After adding CSS, check:

  • Desktop.
  • Tablet width (using browser responsive mode).
  • Phone width.
  • Real phone if possible.

CSS that looks fine on desktop can break on mobile.

3. Test multiple page types

CSS affecting blog posts also affects archive pages, sometimes the homepage, sometimes single pages. Check each.

4. Don’t !important your way out of problems

If you need !important, you probably have a specificity issue. Fix the specificity instead.

5. Comment your CSS

For non-obvious changes, leave a comment:

/* Increase mobile body font for readability */
@media (max-width: 768px) {
  body { font-size: 17px; }
}

Future you will thank you.

The “I added CSS and now my site is broken” recovery

If Customizer Additional CSS is the culprit: open Customizer, delete the offending CSS, save.

If child theme style.css: revert your changes via SFTP.

If you’re not sure which CSS broke things: comment out your most recent additions one section at a time until the issue resolves.

Performance considerations

Custom CSS rarely affects performance meaningfully.

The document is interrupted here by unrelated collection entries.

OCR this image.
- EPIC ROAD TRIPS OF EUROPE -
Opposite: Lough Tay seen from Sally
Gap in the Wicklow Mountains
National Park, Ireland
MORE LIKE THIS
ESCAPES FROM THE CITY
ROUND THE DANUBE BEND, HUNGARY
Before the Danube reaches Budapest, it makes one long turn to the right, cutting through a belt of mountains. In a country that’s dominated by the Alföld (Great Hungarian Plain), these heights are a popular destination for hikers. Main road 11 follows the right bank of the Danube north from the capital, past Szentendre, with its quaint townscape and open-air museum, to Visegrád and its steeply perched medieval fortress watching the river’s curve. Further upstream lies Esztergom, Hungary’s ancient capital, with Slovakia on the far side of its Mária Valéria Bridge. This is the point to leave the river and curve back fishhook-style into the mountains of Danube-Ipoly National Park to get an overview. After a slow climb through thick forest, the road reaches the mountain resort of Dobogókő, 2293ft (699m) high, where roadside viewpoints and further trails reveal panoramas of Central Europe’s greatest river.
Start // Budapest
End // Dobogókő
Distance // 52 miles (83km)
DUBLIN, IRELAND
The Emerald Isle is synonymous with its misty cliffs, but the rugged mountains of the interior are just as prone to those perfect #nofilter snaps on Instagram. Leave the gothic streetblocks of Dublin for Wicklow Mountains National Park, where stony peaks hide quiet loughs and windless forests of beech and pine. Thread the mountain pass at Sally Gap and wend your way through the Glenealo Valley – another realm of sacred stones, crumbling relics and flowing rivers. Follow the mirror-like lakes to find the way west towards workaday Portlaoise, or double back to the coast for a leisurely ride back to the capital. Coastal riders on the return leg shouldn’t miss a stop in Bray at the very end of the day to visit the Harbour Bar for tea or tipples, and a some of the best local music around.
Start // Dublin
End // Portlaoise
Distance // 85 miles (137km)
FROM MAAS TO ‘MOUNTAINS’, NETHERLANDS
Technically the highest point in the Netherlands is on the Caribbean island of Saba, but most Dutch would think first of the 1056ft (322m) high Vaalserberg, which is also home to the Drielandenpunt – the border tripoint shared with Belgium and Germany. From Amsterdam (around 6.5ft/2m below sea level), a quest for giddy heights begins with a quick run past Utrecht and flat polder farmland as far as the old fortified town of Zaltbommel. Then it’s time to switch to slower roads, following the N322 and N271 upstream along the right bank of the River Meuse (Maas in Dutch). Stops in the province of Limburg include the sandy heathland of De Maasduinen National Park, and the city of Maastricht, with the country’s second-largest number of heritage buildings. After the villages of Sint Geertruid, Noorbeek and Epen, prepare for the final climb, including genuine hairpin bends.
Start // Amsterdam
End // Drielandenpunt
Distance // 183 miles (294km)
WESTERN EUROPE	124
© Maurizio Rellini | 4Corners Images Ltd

A few hundred lines of CSS in Customizer loads fine.

If you have thousands of lines, consider:

  • Moving to a child theme’s style.css (slightly more efficient).
  • Auditing to remove unused rules.
  • Combining with the theme’s other CSS via a caching plugin.

Don’t optimize prematurely.

The honest summary

Customizer → Additional CSS is the right place for most blogger CSS. Be specific in selectors. Use browser DevTools to find the right classes to target. Test mobile and multiple page types after changes. Avoid !important when possible. Comment non-obvious code. If something breaks, comment out recent CSS until it works. Most CSS customizations are 5–10 lines; learn the basics once and you can tweak forever.